I could see what he thought: that my faith injustice was childish, no more useful here than tires on a horse. I felt the breath of God grow cold on my skin. “We never should have come here,” I said. “We’re just fools that have gotten by so far on dumb luck. That’s what you think, isn’t it?”
“I will not answer that.”
“Then you mean no. We shouldn’t have come.”
“No, you shouldn’t. But you are here, so yes, you should be here. There are more words in the world than no and yes.”
“You’re the only one here who’ll even talk to us, Anatole! Nobody else cares about us, Anatole!”
“Tata Boanda is carrying your mother and sister in his boat. Tata Lekulu is rowing his boat with leaves stuffed in his ears while your father lectures him on loving the Lord.
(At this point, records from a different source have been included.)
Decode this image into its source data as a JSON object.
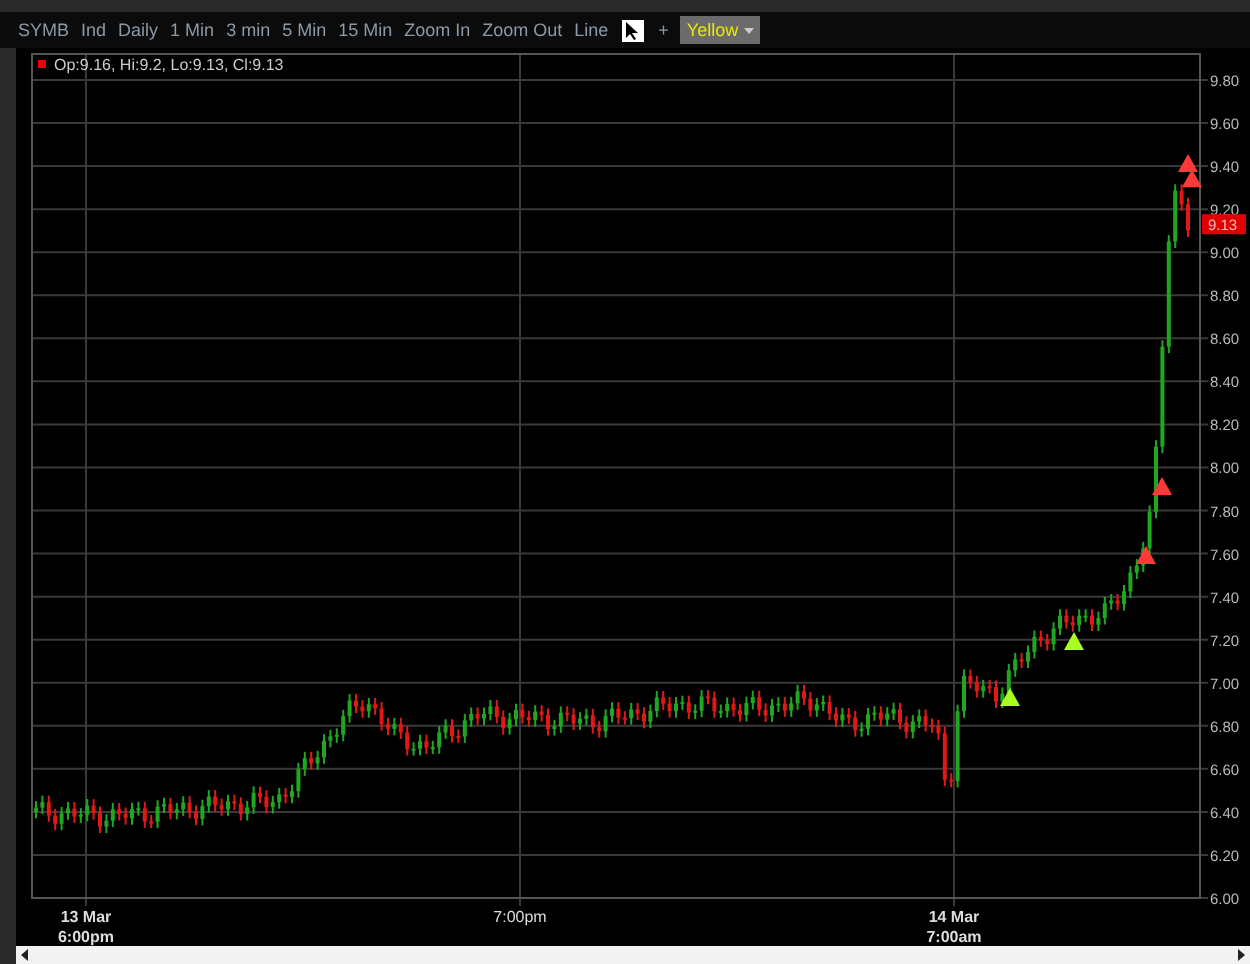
{
  "toolbar": {
    "buttons": [
      "SYMB",
      "Ind",
      "Daily",
      "1 Min",
      "3 min",
      "5 Min",
      "15 Min",
      "Zoom In",
      "Zoom Out",
      "Line"
    ],
    "extra_button": "+",
    "color_dropdown": "Yellow"
  },
  "chart": {
    "readout": "Op:9.16, Hi:9.2, Lo:9.13, Cl:9.13",
    "last_price": "9.13",
    "y_labels": [
      "9.80",
      "9.60",
      "9.40",
      "9.20",
      "9.00",
      "8.80",
      "8.60",
      "8.40",
      "8.20",
      "8.00",
      "7.80",
      "7.60",
      "7.40",
      "7.20",
      "7.00",
      "6.80",
      "6.60",
      "6.40",
      "6.20",
      "6.00"
    ],
    "x_labels": [
      {
        "kind": "date",
        "lines": [
          "13 Mar",
          "6:00pm"
        ]
      },
      {
        "kind": "time",
        "lines": [
          "7:00pm"
        ]
      },
      {
        "kind": "date",
        "lines": [
          "14 Mar",
          "7:00am"
        ]
      }
    ]
  }
}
Nevertheless, Tata Lekulu is carrying him to safety. Did you know, Mama Mwanza sometimes puts eggs from her own chickens under your hens when you aren’t looking? How can you say no one cares about you?”
“Mama Mwanza does that? How do you know?”
He didn’t say. I was stupid not to have figured it out. Nelson sometimes found oranges and manioc and even meat in our kitchen house when nothing was there the night before. I suppose we believed so hard in God’s providence that we just accepted miracles in our favor.